Updated 12:23am 25 January 2013

Liverpool reading charity looks forward to a bright future after taking over Calderstones Mansion House

A CHARITY which aims to transform lives through shared reading said it is looking to greatly expand its activities after taking over Liverpool’s historic Calderstones Mansion House.

The Reader Organisation was chosen as the preferred bidder for the Grade II listed site in south Liverpool after the building was declared surplus to requirements by its city council owners.

The new premises will allow the charity to continue and also extend its work promoting the joys of literature, as well as working with some of the most vulnerable people in society to develop good mental health and increased wellbeing.

The organisation currently runs reading groups for those in drugs and alcohol recovery, children in care or excluded from school, and people suffering dementia and other age-related conditions.

The charity’s mission also extends to mainstream schools, libraries, community centres, and even supermarkets.

Following its selection as preferred bidder, The Reader will begin work with the council on transforming Calderstones Mansion House into an International Centre for Reading and Wellbeing.

This will see the building, as well as its extensive coach house and stable yard, being sympathetically restored and opened up for public use.

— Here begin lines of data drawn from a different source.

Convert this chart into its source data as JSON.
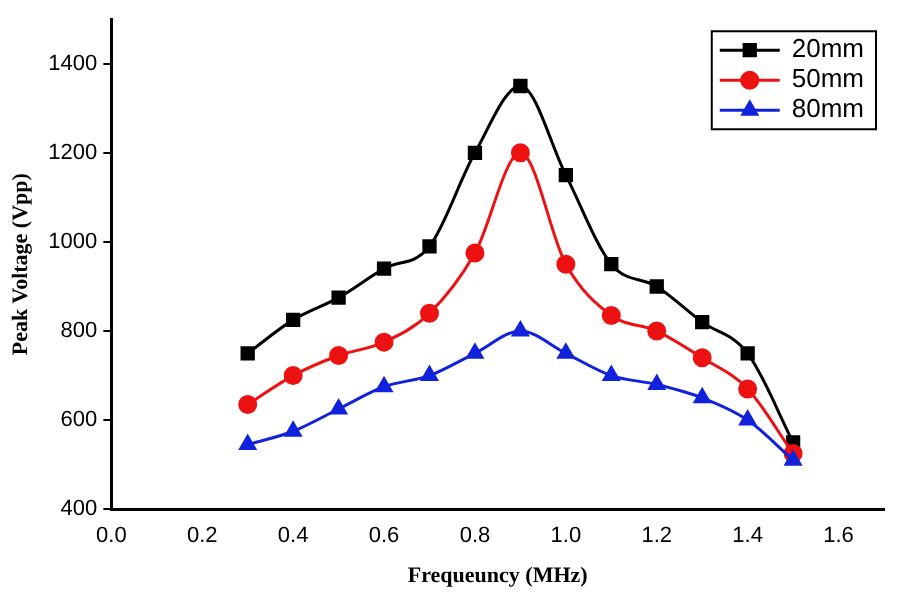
{
  "chart_data": {
    "type": "line",
    "xlabel": "Frequeuncy (MHz)",
    "ylabel": "Peak Voltage (Vpp)",
    "x": [
      0.3,
      0.4,
      0.5,
      0.6,
      0.7,
      0.8,
      0.9,
      1.0,
      1.1,
      1.2,
      1.3,
      1.4,
      1.5
    ],
    "series": [
      {
        "name": "20mm",
        "color": "#000000",
        "marker": "square",
        "values": [
          750,
          825,
          875,
          940,
          990,
          1200,
          1350,
          1150,
          950,
          900,
          820,
          750,
          550
        ]
      },
      {
        "name": "50mm",
        "color": "#ee1111",
        "marker": "circle",
        "values": [
          635,
          700,
          745,
          775,
          840,
          975,
          1200,
          950,
          835,
          800,
          740,
          670,
          525
        ]
      },
      {
        "name": "80mm",
        "color": "#1122dd",
        "marker": "triangle",
        "values": [
          545,
          575,
          625,
          675,
          700,
          750,
          800,
          750,
          700,
          680,
          650,
          600,
          510
        ]
      }
    ],
    "xlim": [
      0,
      1.7
    ],
    "xticks": [
      {
        "value": 0,
        "label": "0.0"
      },
      0.2,
      0.4,
      0.6,
      0.8,
      {
        "value": 1,
        "label": "1.0"
      },
      1.2,
      1.4,
      1.6
    ],
    "ylim": [
      400,
      1500
    ],
    "yticks": [
      400,
      600,
      800,
      1000,
      1200,
      1400
    ],
    "grid": false,
    "legend": "top right"
  }
}
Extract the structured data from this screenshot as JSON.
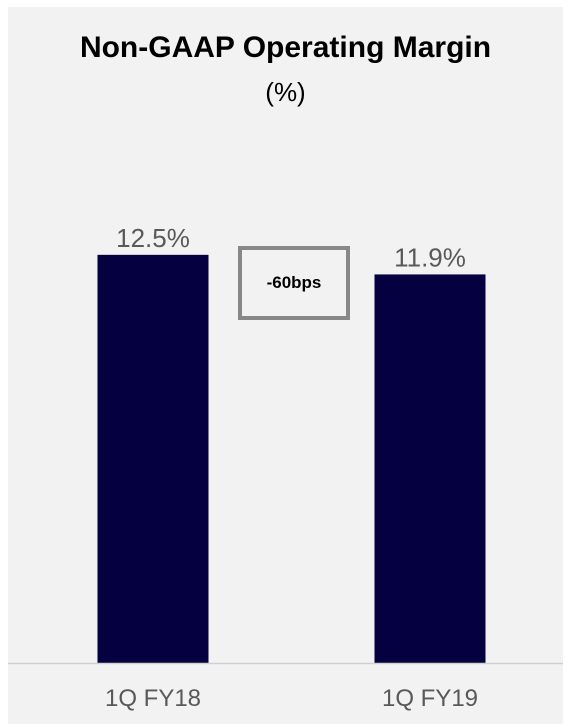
{
  "colors": {
    "bar": "#05003f",
    "background": "#f2f2f2",
    "axis": "#d0d0d0",
    "label": "#595959",
    "box_border": "#888888"
  },
  "chart_data": {
    "type": "bar",
    "title": "Non-GAAP Operating Margin",
    "subtitle": "(%)",
    "categories": [
      "1Q FY18",
      "1Q FY19"
    ],
    "values": [
      12.5,
      11.9
    ],
    "data_labels": [
      "12.5%",
      "11.9%"
    ],
    "ylim": [
      0,
      14.7
    ],
    "grid": false,
    "legend": "none",
    "annotation": "-60bps"
  }
}
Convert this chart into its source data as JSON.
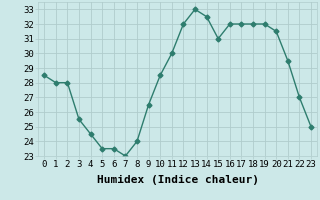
{
  "x": [
    0,
    1,
    2,
    3,
    4,
    5,
    6,
    7,
    8,
    9,
    10,
    11,
    12,
    13,
    14,
    15,
    16,
    17,
    18,
    19,
    20,
    21,
    22,
    23
  ],
  "y": [
    28.5,
    28.0,
    28.0,
    25.5,
    24.5,
    23.5,
    23.5,
    23.0,
    24.0,
    26.5,
    28.5,
    30.0,
    32.0,
    33.0,
    32.5,
    31.0,
    32.0,
    32.0,
    32.0,
    32.0,
    31.5,
    29.5,
    27.0,
    25.0
  ],
  "line_color": "#2e7d6e",
  "bg_color": "#cce8e8",
  "grid_color": "#b0cccc",
  "xlabel": "Humidex (Indice chaleur)",
  "xlim": [
    -0.5,
    23.5
  ],
  "ylim": [
    23,
    33.5
  ],
  "yticks": [
    23,
    24,
    25,
    26,
    27,
    28,
    29,
    30,
    31,
    32,
    33
  ],
  "xticks": [
    0,
    1,
    2,
    3,
    4,
    5,
    6,
    7,
    8,
    9,
    10,
    11,
    12,
    13,
    14,
    15,
    16,
    17,
    18,
    19,
    20,
    21,
    22,
    23
  ],
  "marker": "D",
  "marker_size": 2.5,
  "line_width": 1.0,
  "xlabel_fontsize": 8,
  "tick_fontsize": 6.5
}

Facilities will include a bistro, facilities for conferences, events and training, a “new reader” library, and 20 high-quality en-suite study bedrooms and two self-contained holiday lets for local, national and international visitors.

There will also be space provided for a range of social and community enterprises, along with an annual Festival of Reading linked to Literary Liverpool tours.

Dr Jane Davis, founder and director of The Reader Organisation, said shared reading would remain at the core of the group’s activities. She added: “Having the mansion house as a base is going to allow us to do a lot more. The reading groups we run will continue, but at the same time we’ll be able to offer many more activities to people. We hope it’s going to be a way for us to show how different kinds of people who would never normally meet can connect with each other through sharing books.

“The model of reading now is that you do it on your own, but this is a relatively recent development. Before the 19th century and the onset of mass literacy, it involved a group of people coming together and reading aloud, so we have re-invented something which is very old.”

Dr Davis is herself a shining example of what can be achieved through reading.

After leaving school at the age of 16 with two GCSEs, she returned to full-time education as a young single mother and went on to gain a First Class degree, followed by a PhD, from the School of English at the University of Liverpool. She set up The Reader organisation after working for many years at the university’s department for continuing education, where she saw for herself the beneficial effects the reading aloud of great literature had on adults who had either never read a book before or had not picked one up since school.

Jane said: “I discovered by accident that adults like being read to as much as children do, because the reader partly acts out what they’re reading.

Her efforts were recognised with an MBE for services to reading in 2011.

Although Liverpool is and will remain its headquarters, the charity has expanded to the rest of the UK and now has a total of 70 full-time staff. This includes a community worker who goes out and about in Everton with a pink shopping trolley to try and get people in the area interested in reading.